(This version of the October 26 story corrects first paragraph to read “punctured a tire on his combine” instead of “on his tractor”)
By Mark Weinraub and P.J. Huffstutter
CHICAGO (Reuters) - When Kansas farmer Tom Giessel drove over a deer carcass and punctured a tire on his combine during harvest this fall, he did not have the time or cash to fix it. He borrowed his neighbor’s combine to finish.
U.S. farmers are cutting costs any way they can to compete against cheaper producers in Argentina and Brazil. Four years of global oversupply have pushed down grain prices, reduced agricultural revenues and put more expensive producers under financial pressure.
In response, U.S. farmers have bought cheaper seeds, spent less on fertilizers and delayed equipment purchases as they seek to ride out the downturn. But more bumper harvest forecasts and rising energy prices herald another tough year for farmers in 2018.
“The logical thing to do is stop farming,” said Giessel, 64, who farms about 5,000 acres and has worked on the land all of his adult life.
Giessel has cut spending on what he can control - seeds, chemicals, fertilizer, rented land - and chewed through his farm’s savings.

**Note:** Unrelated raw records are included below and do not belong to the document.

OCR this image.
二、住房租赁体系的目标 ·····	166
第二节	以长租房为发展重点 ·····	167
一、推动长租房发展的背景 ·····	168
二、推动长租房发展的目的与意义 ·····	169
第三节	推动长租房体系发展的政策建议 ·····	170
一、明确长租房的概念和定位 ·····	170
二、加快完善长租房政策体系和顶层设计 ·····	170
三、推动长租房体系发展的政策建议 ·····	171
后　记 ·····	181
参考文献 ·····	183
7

He stands to lose $93 an acre, or nearly $15,000, on one corn field alone this year.
“My burn rate is a raging fire. And I am no different than anyone else out here,” Giessel said.
Some farmers have had to sell assets to keep afloat. Others have gone into bankruptcy.
U.S. farmers have taken another hit this year because of rising prices of labor, fuel and electricity. Those costs together account for about 14.5 percent of total expenses and are largely out of farmers’ control. Interest expenses have also risen as banks have tightened credit to the agricultural sector.
These items were expected to push overall costs up 1.3 percent in 2017, which would mark the first year since 2014 that farmers have failed to reduce total costs.
Farmers cut $40.20 billion to bring total costs down to $350.49 billion between 2014 and 2016, according to the U.S. Agriculture Department’s Economic Research Service.
The downturn in spending has hurt farm equipment manufacturers.
Sales in the agriculture division at Deere & Co (DE.N) and CNH Industrial (CNHI.MI) fell sharply during 2015 and 2016. Deere expects farm equipment sales in the United States and Canada to be down another 5 percent this year, and CNH said in July that sales in North America were down.
Falls in crop prices have outpaced the cuts farmers have made in spending.
Corn futures Cv1 have dropped about 12 percent during 2017 from 2014 averages while soybean prices Sv1 are 17 percent lower and wheat Wv1 has tumbled 24 percent.
Farmers are looking for bigger yields through better seed and pesticide technology to improve their ability to compete with their counterparts in Latin America and elsewhere. But they are struggling to afford the expensive latest varieties as they tighten their belts.
Hardier seed breeds and rising yields have for years boosted U.S. farm productivity. But they have also contributed to the massive oversupply in global grains markets.
Saving money on capital purchases is one thing. But cuts to farm inputs – from reducing how many seeds are planted to cutting back on fertilizer use – will eventually hurt productivity, say farmers.
“You find yourself in a Catch-22,” said Jeff Fisher, who grows corn and soybeans on 1,600 acres in Illinois.
“You just hope the yield won’t be hit too bad next year.”
David Miller, who grows corn and soybeans on 500 acres in southern Iowa, saved about $8 per acre for beans and some $20 per acre for corn by using cheaper seeds.
The risk is that they will produce a smaller harvest. Adding to that concern: After a dry summer, he expects his poorest soybean field to yield around 20 bushels per acre, 65 percent off the state average.
Even with the cuts, U.S. farmers are still spending more per acre than their competitors in Latin America.
In Argentina, corn was expected to cost just under $200 per acre in the 2017/2018 season, according to Ezequiel de Freijo, analyst at farm association Sociedad Rural’s Institute of Economic Studies, well below the around $310 per acre in the United States in 2016.
Soy farmers in the Latin American country are spending around $115 an acre, compared to around $163 in the United States during 2016
The lower costs have helped Latin American producers take market share from their competitors in the United States. Brazil and Argentina combined are expected to capture nearly 42 percent of the global corn export market in the 2017/2018 crop year, up from under 38 percent in 2014/2015.
During the same period, the United States saw its share of global corn exports drop to around 31 percent of the market from 33.5 percent.
Latin American farmers, like their counterparts in the north, are also searching for ways to cut costs to boost their margins and take more of the global market from competitors.
“We are cutting use of fertilisers, for example,” said José Fernandes, who farms 400 hectares, or nearly 1,000 acres, of soy in Brazil’s key Mato Grosso production region.
“We have been ‘burning fat’ for a long time here on costs.”